Scientists found an exotic parasite, which targets the insects is set to flourish in northern Europe if the Earth continues to warm.

The study assessed the future threat posed by the gut parasite, Nosema ceranae, which originates in Asia but can now be found worldwide.

New evidence of the parasite's superior competitive ability and the link between its population size and climate change has been published in the journal Proceedings of the Royal Society B.

Co-author of the study and adjunct reader at Queen's School of Biological Sciences, Professor Robert Paxton, says: "This emerging parasite is more susceptible to cold than its original close relative, possibly reflecting its presumed origin in east Asia.

"In the face of rising global temperatures, our findings suggest that it will increase in prevalence and potentially lead to increased honey bee colony losses in Britain.”

Co-researcher Myrsini Natsopoulou, from the Martin-Luther-Universität Halle-Wittenberg in Germany said: “Our results reveal not only that the exotic parasite is a better competitor than its original close relative, but that its widespread distribution and patterns of prevalence in nature depend on climatic conditions too."

The study was funded by the Insect Pollinators Initiative, a joint venture of the UK’s Biotechnology and Biological Sciences Research Council (BBSRC), Defra, the Natural Environment Research Council (NERC), the Scottish Government and the Wellcome Trust, managed under the auspices of the Living with Environmental Change (LWEC) partnership.

Bill Cadmore, training officer with Bradford Beekeepers Association, says threats to the bee population are worrying.

"There are so many things coming through, you have Varroa (he says, referring to the parasitic mite which kills millions of honeybees worldwide), you have the weather, you have Nosema and you have pesticides and I think we should be thinking about bees as endangered insects," he says.

He hopes awareness, particularly among the younger generation, will help to educate about the importance of the insects and encourage people to look at ways they can protect bees and halt their future decline.

"They make our plates more interesting," says Bill, referring to the part bees play in contributing to the food chain.

"All the nice bits of food need pollination. The thing we can do is people with gardens and parks can grow a variety of plants suitable for bees - that is the most important thing," adds Bill.

Bill says this latest threat is almost like another 'nail in the coffin.' "What do we have to do to keep this going?"

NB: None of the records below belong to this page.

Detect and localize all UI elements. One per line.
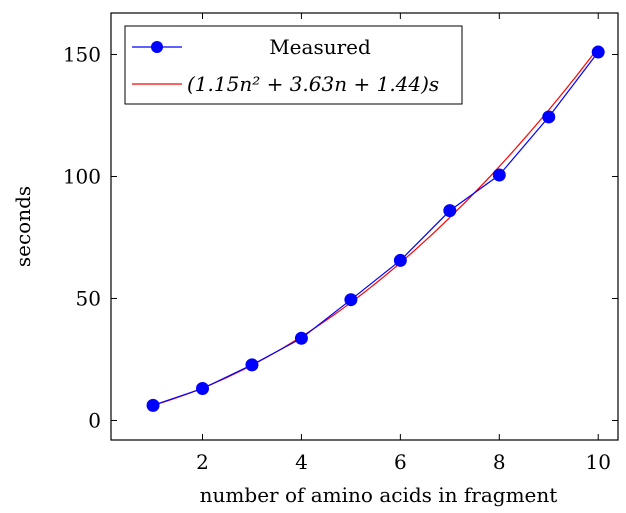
y-tick-label: 50 [76, 286, 101, 310]
measured-data-point [146, 398, 160, 412]
x-tick-label: 4 [295, 450, 308, 474]
plot-frame [110, 12, 619, 441]
legend-fit-label: (1.15n² + 3.63n + 1.44)s [187, 72, 439, 96]
y-tick-label: 0 [88, 408, 101, 432]
x-tick-label: 8 [493, 450, 506, 474]
x-tick-label: 2 [196, 450, 209, 474]
measured-data-point [591, 45, 605, 59]
x-tick-label: 10 [585, 450, 610, 474]
legend-box [124, 25, 463, 105]
measured-data-point [542, 110, 556, 124]
measured-data-point [294, 331, 308, 345]
measured-data-point [443, 204, 457, 218]
legend-measured-marker [151, 41, 163, 53]
measured-data-point [196, 382, 210, 396]
x-tick-label: 6 [394, 450, 407, 474]
measured-data-point [245, 358, 259, 372]
measured-series-line [152, 51, 599, 406]
measured-data-point [393, 253, 407, 267]
y-tick-label: 100 [63, 164, 101, 188]
legend-measured-label: Measured [269, 35, 371, 59]
x-axis-label: number of amino acids in fragment [200, 483, 558, 507]
y-axis-label: seconds [11, 186, 35, 267]
y-tick-label: 150 [63, 42, 101, 66]
measured-data-point [492, 168, 506, 182]
measured-data-point [344, 293, 358, 307]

To help educate youngsters about the importance of bees, Bradford Beekeepers Association have compiled a special learning resource with the help of a £9,713 cash boost from The Gannett Foundation, run by the parent company of the Telegraph & Argus.

'Bradford's Brilliant Bees' will be launched on Friday December 5 at Low Ash School, Shipley, and will be distributed to more than 230 schools within the city during January.

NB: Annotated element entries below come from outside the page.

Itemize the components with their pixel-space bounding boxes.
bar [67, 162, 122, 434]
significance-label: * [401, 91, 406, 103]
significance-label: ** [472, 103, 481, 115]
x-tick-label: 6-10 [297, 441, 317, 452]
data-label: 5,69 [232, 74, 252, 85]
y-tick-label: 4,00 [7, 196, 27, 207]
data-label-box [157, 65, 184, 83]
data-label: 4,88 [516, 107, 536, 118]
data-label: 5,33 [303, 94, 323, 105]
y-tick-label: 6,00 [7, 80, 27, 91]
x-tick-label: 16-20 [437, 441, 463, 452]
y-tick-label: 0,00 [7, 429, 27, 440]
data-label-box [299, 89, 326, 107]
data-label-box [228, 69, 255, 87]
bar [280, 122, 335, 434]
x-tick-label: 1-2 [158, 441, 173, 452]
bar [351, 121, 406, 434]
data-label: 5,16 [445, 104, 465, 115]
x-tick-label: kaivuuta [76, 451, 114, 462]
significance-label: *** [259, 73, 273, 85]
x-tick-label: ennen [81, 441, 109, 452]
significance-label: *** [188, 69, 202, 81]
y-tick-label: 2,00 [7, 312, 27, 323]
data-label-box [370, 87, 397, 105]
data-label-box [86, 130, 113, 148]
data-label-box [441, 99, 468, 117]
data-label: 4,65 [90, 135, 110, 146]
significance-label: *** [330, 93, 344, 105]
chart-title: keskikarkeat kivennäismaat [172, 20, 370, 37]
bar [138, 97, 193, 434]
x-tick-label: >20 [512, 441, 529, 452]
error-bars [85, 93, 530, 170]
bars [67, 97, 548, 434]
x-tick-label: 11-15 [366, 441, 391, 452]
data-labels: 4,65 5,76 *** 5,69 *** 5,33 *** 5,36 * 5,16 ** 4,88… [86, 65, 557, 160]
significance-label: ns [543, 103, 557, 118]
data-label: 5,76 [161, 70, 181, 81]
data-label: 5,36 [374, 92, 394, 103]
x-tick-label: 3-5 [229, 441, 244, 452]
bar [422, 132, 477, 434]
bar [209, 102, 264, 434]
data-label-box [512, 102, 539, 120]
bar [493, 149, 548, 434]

Retired teacher Bill, who has primarily written the school packs, explains they contain more than 100 classroom activities for younger children in Key Stage 1, as well as complicated tasks for older children, including A' level students. Information about pollination, bees and food and the importance of biodiversity is also included.

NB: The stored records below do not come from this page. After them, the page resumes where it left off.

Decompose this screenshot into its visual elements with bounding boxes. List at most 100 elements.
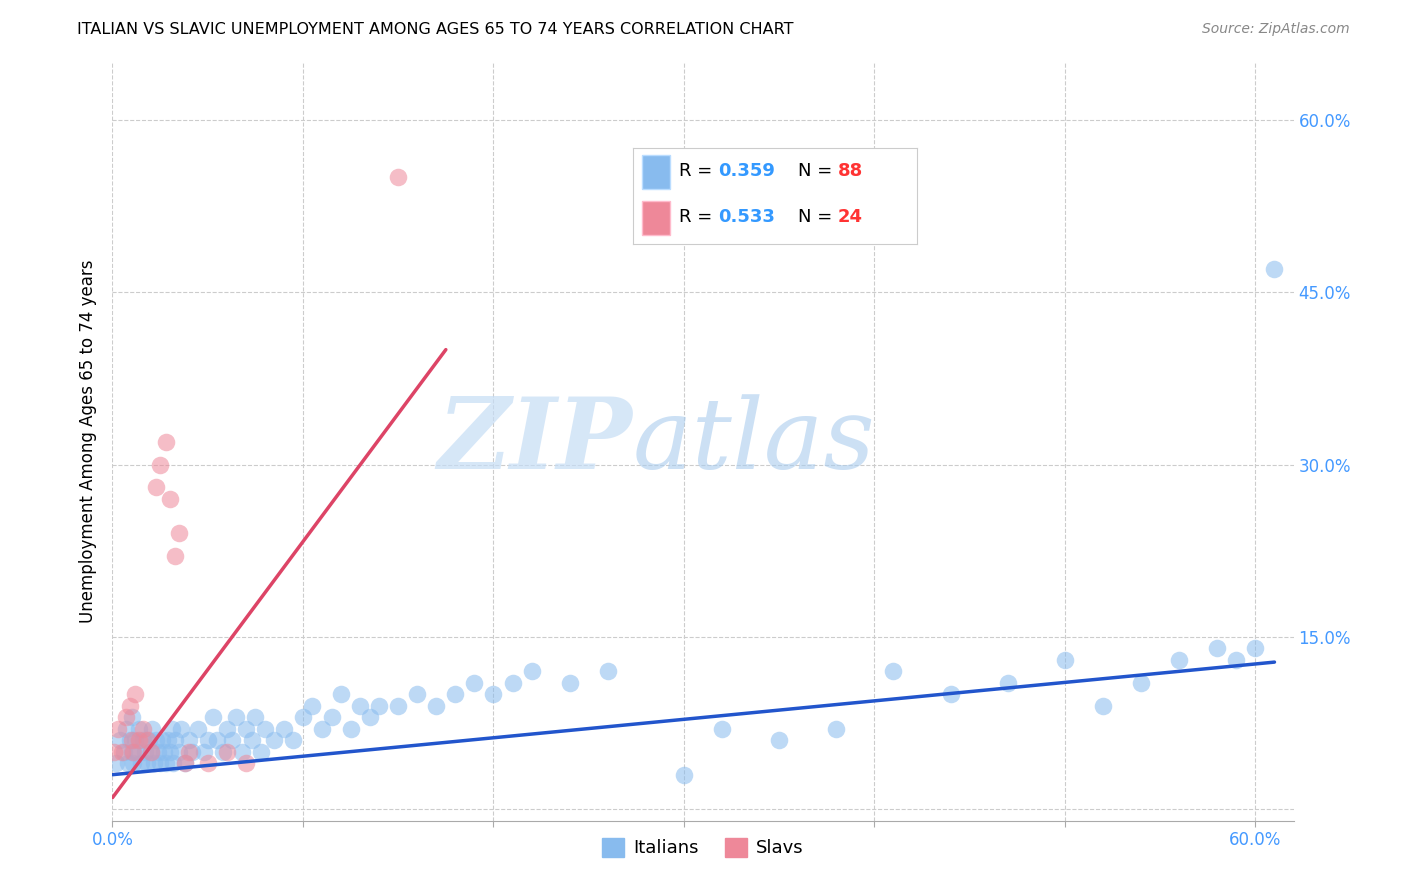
Point (129, 756, 152, 771)
Point (138, 733, 160, 747)
Point (145, 481, 167, 495)
Point (127, 745, 149, 759)
Point (121, 710, 143, 724)
Point (1053, 653, 1076, 667)
Point (177, 733, 200, 747)
Point (128, 722, 150, 736)
Point (520, 665, 543, 679)
Point (118, 733, 141, 747)
Point (711, 722, 734, 736)
Point (162, 756, 184, 771)
Point (444, 687, 467, 701)
Point (215, 722, 238, 736)
Point (155, 434, 177, 449)
Point (173, 756, 195, 771)
Point (159, 745, 181, 759)
Point (672, 767, 695, 781)
Point (825, 722, 848, 736)
Text: ITALIAN VS SLAVIC UNEMPLOYMENT AMONG AGES 65 TO 74 YEARS CORRELATION CHART: ITALIAN VS SLAVIC UNEMPLOYMENT AMONG AGE… (77, 22, 794, 37)
Point (103, 745, 125, 759)
Point (235, 756, 257, 771)
Point (231, 745, 253, 759)
Point (202, 710, 225, 724)
Point (502, 675, 524, 690)
Point (273, 722, 295, 736)
Point (997, 675, 1019, 690)
Point (321, 710, 343, 724)
Point (215, 745, 238, 759)
Point (253, 722, 276, 736)
Point (135, 756, 157, 771)
Point (121, 745, 143, 759)
Point (482, 687, 505, 701)
Point (1092, 698, 1115, 713)
Y-axis label: Unemployment Among Ages 65 to 74 years: Unemployment Among Ages 65 to 74 years (79, 260, 97, 624)
Point (114, 722, 136, 736)
Point (221, 733, 243, 747)
Point (368, 698, 391, 713)
Point (207, 733, 229, 747)
Point (235, 722, 257, 736)
Point (156, 733, 179, 747)
Point (212, 745, 235, 759)
Point (128, 733, 150, 747)
Point (159, 491, 181, 506)
Point (359, 710, 381, 724)
Point (149, 756, 172, 771)
Bar (643, 155, 671, 188)
Point (311, 722, 333, 736)
Text: ZIP: ZIP (437, 393, 633, 490)
Point (197, 733, 219, 747)
Point (134, 745, 156, 759)
Point (1244, 641, 1267, 656)
Bar (643, 201, 671, 235)
Point (121, 733, 143, 747)
Text: N =: N = (797, 209, 838, 227)
Point (114, 710, 136, 724)
Point (291, 710, 314, 724)
Point (165, 549, 187, 564)
Text: R =: R = (679, 209, 717, 227)
Point (406, 687, 429, 701)
Point (135, 733, 157, 747)
Point (1206, 641, 1229, 656)
Point (1130, 675, 1153, 690)
Point (558, 675, 581, 690)
Point (132, 722, 155, 736)
Point (339, 722, 361, 736)
Point (148, 745, 170, 759)
Point (330, 687, 353, 701)
Point (124, 733, 146, 747)
Point (160, 722, 183, 736)
Point (1168, 653, 1191, 667)
Point (139, 745, 162, 759)
Text: R =: R = (679, 162, 717, 180)
Point (143, 756, 166, 771)
Legend: Italians, Slavs: Italians, Slavs (595, 830, 811, 864)
Point (425, 698, 447, 713)
Point (132, 733, 155, 747)
Point (170, 722, 193, 736)
Point (349, 698, 371, 713)
Point (141, 722, 163, 736)
Point (149, 458, 172, 472)
Point (112, 745, 135, 759)
Point (596, 665, 619, 679)
Point (939, 687, 962, 701)
Point (155, 756, 177, 771)
Point (118, 698, 141, 713)
Point (167, 745, 190, 759)
Point (181, 745, 204, 759)
Point (387, 698, 409, 713)
Point (122, 745, 145, 759)
Point (153, 745, 176, 759)
Point (139, 745, 162, 759)
Point (122, 756, 145, 771)
Point (225, 710, 247, 724)
Point (250, 745, 273, 759)
Text: Source: ZipAtlas.com: Source: ZipAtlas.com (1202, 22, 1350, 37)
Point (150, 733, 173, 747)
Point (245, 710, 267, 724)
Point (173, 756, 195, 771)
Point (768, 733, 790, 747)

Two DVDs contained within the pack comprise activities, worksheets and powerpoint presentations along with weblinks. They also give viewers the opportunity to see inside a hive through the eyes of some Year 6 students. "It is really transformational," says Bill. "It is the first time they have opened up a bee hive and they were sold on it."

Bill says he hopes it may also help youngsters with insect phobias to overcome their fear.

"It is awareness of how much our life is connected with nature and bees and pollinators in particular. It should help support nature in general but bees in particular."

"The aim of the pack is to make sure youngsters are more aware of the need for a diverse range of plants and animals in and around the city to help them understand the link between plants, animals and the food they eat, and to give them the opportunity to see for themselves how fascinating life inside a hive can be," adds Bill.

BdBKA will also be offering schools the opportunity to have an interactive session with a Bradford beekeeper and will also be welcoming school visits to the Tong apiary during the beekeeping season.

The Association is also working with Bradford South Community Chest to offer full training and support to two unemployed adults who are interested in bees and would benefit from the skills and social environment offered on a BfdBKA training course.